The weekly, evening course will survey Dutch
history from the Middle Ages to the present. Areas of
concentration will include the age of Rembrandt, a time of
commercial and cultural achievement; religious developments;
and the Second World War. Each week will also be devoted to
issues in the contemporary Netherlands, such as drug
policies and euthanasia.

According to Dr. Albert Bell, professor of history
and chair of the department, this is the first time in at
least two decades that the department has offered a course
on Dutch history specifically. The college's department of
modern and classical languages has offered instruction in
the Dutch language for much of the college's history.

The history course's instructor, Dr. James
Kennedy, is new to the Hope faculty this fall and a
specialist in Dutch history. He sees the city's anniversary
as central to the decision to premiere the new course.

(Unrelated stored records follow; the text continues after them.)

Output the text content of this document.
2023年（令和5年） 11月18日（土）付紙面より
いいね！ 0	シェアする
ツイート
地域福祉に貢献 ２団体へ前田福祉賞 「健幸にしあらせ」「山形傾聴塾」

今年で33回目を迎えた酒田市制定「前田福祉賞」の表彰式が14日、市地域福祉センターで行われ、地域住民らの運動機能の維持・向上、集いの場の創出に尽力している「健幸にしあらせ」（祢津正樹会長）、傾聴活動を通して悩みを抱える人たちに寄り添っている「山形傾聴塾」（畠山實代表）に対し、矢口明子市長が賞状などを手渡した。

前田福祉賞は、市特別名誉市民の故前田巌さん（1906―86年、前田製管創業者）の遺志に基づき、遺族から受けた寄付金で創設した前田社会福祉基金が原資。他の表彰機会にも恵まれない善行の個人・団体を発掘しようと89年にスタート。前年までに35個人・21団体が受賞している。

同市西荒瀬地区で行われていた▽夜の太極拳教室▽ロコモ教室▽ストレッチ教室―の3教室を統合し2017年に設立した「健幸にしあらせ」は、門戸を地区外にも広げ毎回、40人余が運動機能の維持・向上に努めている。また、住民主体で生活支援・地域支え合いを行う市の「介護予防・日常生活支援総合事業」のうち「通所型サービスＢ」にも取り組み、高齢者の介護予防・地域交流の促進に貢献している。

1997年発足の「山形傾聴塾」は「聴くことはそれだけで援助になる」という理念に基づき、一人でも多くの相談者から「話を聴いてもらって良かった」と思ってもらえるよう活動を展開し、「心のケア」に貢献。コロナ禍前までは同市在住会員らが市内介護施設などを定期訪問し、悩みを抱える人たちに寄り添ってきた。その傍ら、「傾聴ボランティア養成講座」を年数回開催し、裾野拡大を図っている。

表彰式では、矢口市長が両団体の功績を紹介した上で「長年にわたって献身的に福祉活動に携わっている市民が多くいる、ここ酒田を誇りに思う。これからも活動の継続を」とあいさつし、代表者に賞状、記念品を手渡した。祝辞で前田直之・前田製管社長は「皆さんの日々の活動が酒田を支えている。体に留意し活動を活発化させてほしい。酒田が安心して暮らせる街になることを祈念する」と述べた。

"I think there was a feeling that, especially in
Holland's sesquicentennial year, it might be appropriate to
offer a course in Dutch history," said Kennedy, who is an
assistant professor of history.

The course will meet Tuesday evenings from 7 p.m.
to 9:50 p.m. during the fall semester. Kennedy will give
the students an opportunity to examine 19th century Dutch
immigration patterns by having the students complete their
largest project using materials at the Joint Archives of
Holland concerning the immigration. The Joint Archives,
housed in the college's Van Wylen Library, is a joint
collection for Hope College, The Holland Historical Trust
and Western Theological Seminary.

"I thought this would be a wonderful opportunity
to have the students do something there," he said. "I think
it's an excellent resource."

In addition to his teaching duties, Kennedy is
also a research fellow with the college's A.C. Van Raalte
Institute for Historical Studies, which supports research
and writings on the history and heritage of the Holland
area. His work with the institute includes strengthening
its ties and contacts with scholars in the Netherlands,
developing its library of resource materials and helping to
enhance the institute's profile.

Kennedy was most recently at Valparaiso University
in Indiana, where he was a Lilly Fellow and lecturer in
history. He was previously at the University of Iowa, where
he completed his doctorate in 1995 and served as a teaching
assistant. His doctorate is in European history, and his
dissertation examined cultural change in the Netherlands
during the 1960s.

He earned a master's in religious studies from
Calvin College in 1988, and a bachelor's in international
affairs from Georgetown University in 1986.